Doc, as he was popularly and fondly called, was a champion of universal access to secondary school education and co-education in secondary schools. It is patently obvious that J. P. Eustace altered positively the course of the history of St. Vincent and the Grenadines. Education is Liberation. He liberated many persons from ignorance and illiteracy. He loosed them from their shackles and released them to make a meaningful contribution to nation-building. He helped to create a knowledge culture or a culture of education and enlightenment that surely redounded to the honour of SVG. Dr. Eustace gave 64 years of dedicated selfless service and personal sacrifice to the people of St Vincent and the Grenadines. It was not easy to do what he did, especially at the time he lived. It was heroic. I do not think Doc has an equivalent anywhere in the world.
It goes without saying that Dr. Eustace contributed to the improvement of the economic, social or political conditions of Saint Vincent and the Grenadines and Vincentians in general by his work in education, healthcare and religion. He attained the highest excellence and in all likelihood the Prize of the High Calling of God.

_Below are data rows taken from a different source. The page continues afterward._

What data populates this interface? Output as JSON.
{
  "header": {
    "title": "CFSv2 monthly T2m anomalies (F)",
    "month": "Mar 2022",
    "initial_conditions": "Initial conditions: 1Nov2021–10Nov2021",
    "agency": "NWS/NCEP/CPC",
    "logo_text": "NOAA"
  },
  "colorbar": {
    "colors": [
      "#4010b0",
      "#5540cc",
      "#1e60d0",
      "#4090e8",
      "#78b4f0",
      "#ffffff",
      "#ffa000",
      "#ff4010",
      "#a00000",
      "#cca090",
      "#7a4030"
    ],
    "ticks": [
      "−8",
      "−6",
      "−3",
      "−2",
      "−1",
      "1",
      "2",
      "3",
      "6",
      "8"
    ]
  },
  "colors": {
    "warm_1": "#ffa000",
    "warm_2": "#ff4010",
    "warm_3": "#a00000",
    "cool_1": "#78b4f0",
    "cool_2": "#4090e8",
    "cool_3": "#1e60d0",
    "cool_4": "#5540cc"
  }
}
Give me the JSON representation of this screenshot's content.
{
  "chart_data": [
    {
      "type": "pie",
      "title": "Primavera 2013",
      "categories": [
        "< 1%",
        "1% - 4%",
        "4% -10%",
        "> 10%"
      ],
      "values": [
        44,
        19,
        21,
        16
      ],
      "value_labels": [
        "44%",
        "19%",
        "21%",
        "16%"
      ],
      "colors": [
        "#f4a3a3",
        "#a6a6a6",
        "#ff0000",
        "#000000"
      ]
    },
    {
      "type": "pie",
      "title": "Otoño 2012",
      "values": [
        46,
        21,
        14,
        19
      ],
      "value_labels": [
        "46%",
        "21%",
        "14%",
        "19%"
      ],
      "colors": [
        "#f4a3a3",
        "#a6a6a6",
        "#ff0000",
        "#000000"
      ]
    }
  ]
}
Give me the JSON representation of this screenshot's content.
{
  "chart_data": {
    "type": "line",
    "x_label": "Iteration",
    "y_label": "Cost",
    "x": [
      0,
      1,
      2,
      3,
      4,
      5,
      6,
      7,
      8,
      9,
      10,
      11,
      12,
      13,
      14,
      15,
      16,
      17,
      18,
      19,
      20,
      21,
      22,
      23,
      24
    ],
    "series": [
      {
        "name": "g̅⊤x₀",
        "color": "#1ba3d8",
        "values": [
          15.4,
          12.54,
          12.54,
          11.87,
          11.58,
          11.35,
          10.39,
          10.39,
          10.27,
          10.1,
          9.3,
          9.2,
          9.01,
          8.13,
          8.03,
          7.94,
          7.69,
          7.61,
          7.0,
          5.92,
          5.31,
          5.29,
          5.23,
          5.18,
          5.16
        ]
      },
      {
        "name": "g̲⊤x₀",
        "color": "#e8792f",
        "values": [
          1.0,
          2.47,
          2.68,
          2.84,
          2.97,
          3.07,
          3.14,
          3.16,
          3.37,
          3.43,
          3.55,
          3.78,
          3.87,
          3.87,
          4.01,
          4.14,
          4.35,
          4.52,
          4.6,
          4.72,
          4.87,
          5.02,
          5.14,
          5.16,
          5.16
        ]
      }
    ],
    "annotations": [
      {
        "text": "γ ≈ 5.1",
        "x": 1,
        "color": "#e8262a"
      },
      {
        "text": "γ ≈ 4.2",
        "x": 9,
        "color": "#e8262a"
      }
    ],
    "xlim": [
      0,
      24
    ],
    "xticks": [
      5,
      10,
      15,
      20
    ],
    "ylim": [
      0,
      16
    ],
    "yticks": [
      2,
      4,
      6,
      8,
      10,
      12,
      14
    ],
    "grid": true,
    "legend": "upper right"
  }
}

I learnt some time ago that as a matter of an interesting coincidence Pamenos Ballantyne was named after Dr. John Parmenas Eustace (there was a slight variation in spelling). Pamenos’s recently deceased mother described Doc as the greatest Vincentian to have ever lived. Pamenos was told about the reason for his name and this gave him a sense of confidence. It may have even spurred him on to the heights of athletic achievement. This seemingly casual observation might take on some significance in light of the fact that I once heard renowned Vincentian historian Dr. Michael Dennie bemoan the fact that it seems as if no one has really seen it fit to name any of their children after Chatoyer.
I am a politician. However, I would be the first to say that we must disabuse our minds of any notion that a National Hero has to be a political figure. Carlton “CP” Hall when he was Principal of the Dr. J. P. Eustace Memorial Secondary School concluded a series of articles by saying that it “is a widely held view” that Dr. John Parmenas Eustace should be “awarded the highest national honour” for his contribution to national development. I agree with him. It may be fitting for Dr. Eustace to be named a National Hero as we commemorate the 95th anniversary of the founding of his first school.